UVSC BYU U of U etc was"Software Engineering
brailsmt at yahoo.com
Tue Feb 20 15:06:51 MST 2007
Dangit, I thought this thread died already. I can sum up all the arguments like this:
1) UVSC is not a school for morons that we all thought it was.
2) BYU CS department is worthless.
3) UofU graduates drop off the face of the planet after graduation.
Anyway, you went to the school you went to for whatever reason you had at the time, make the best of it. I am happy with my education.
Heck, I have a DeVry graduate friend that is probably more competent than most on this list, myself included. I mean if even DeVry can produce really good engineers, maybe good engineering has more to do with the individual than with the school.
<disclaimer>If you haven't figured it out yet, there is quite a bit of sarcasm in this post.</disclaimer>
----- Original Message ----
From: Levi Pearson <levi at cold.org>
To: Provo Linux Users Group Mailing List <plug at plug.org>
Sent: Tuesday, February 20, 2007 2:57:55 PM
Subject: Re: UVSC BYU U of U etc was"Software Engineering
Dave Smith <dave at thesmithfam.org> writes:
> When you say that MIT's CS program is grounded in practical
> applications, are you referring specifically to the fact that a
> student can complete the MIT CS program without coding anything except
> Lisp? Because that's what came to my mind. Grounded in practical
> applications? I don't think so. Valuable? Absolutely.
I meant this: http://web.mit.edu/facts/mission.html
"Rogers stressed the pragmatic and practicable. He believed
that professional competence is best fostered by coupling teaching and
research and by focusing attention on real-world problems. Toward this
end, he pioneered the development of the teaching laboratory.
Today MIT is a world-class educational institution. Teaching and
research--with relevance to the practical world as a guiding
principle--continue to be its primary purpose."
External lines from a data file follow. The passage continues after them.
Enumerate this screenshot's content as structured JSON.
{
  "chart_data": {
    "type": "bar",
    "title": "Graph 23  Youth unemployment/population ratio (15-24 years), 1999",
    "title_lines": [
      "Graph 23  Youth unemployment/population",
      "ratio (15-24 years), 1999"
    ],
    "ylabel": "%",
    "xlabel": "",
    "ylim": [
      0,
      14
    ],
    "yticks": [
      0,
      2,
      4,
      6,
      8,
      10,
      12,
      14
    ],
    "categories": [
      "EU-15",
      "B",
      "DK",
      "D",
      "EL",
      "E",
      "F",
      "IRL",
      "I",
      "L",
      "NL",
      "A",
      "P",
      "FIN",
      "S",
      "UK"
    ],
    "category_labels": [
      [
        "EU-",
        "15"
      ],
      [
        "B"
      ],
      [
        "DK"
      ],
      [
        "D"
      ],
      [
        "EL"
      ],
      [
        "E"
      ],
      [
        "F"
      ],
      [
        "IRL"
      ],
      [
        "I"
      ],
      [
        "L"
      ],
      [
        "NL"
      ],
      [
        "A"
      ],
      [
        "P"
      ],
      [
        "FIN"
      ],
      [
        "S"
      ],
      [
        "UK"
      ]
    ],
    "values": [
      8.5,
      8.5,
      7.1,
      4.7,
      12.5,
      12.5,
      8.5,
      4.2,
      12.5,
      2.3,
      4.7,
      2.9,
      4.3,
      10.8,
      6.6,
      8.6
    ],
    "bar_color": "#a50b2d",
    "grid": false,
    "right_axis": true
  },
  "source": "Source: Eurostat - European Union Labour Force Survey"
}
What, in particular, do you find impractical about Lisp? Are Lisp
programs not REAL programs? When a Lisp program finds the solution to
a problem, is that solution invalidated by the language? Anyway, I
doubt that you can get through the MIT CS program today without
learning more than Scheme. The intro to programming course will be
switching to Python soon, anyway. Is that practical enough for you?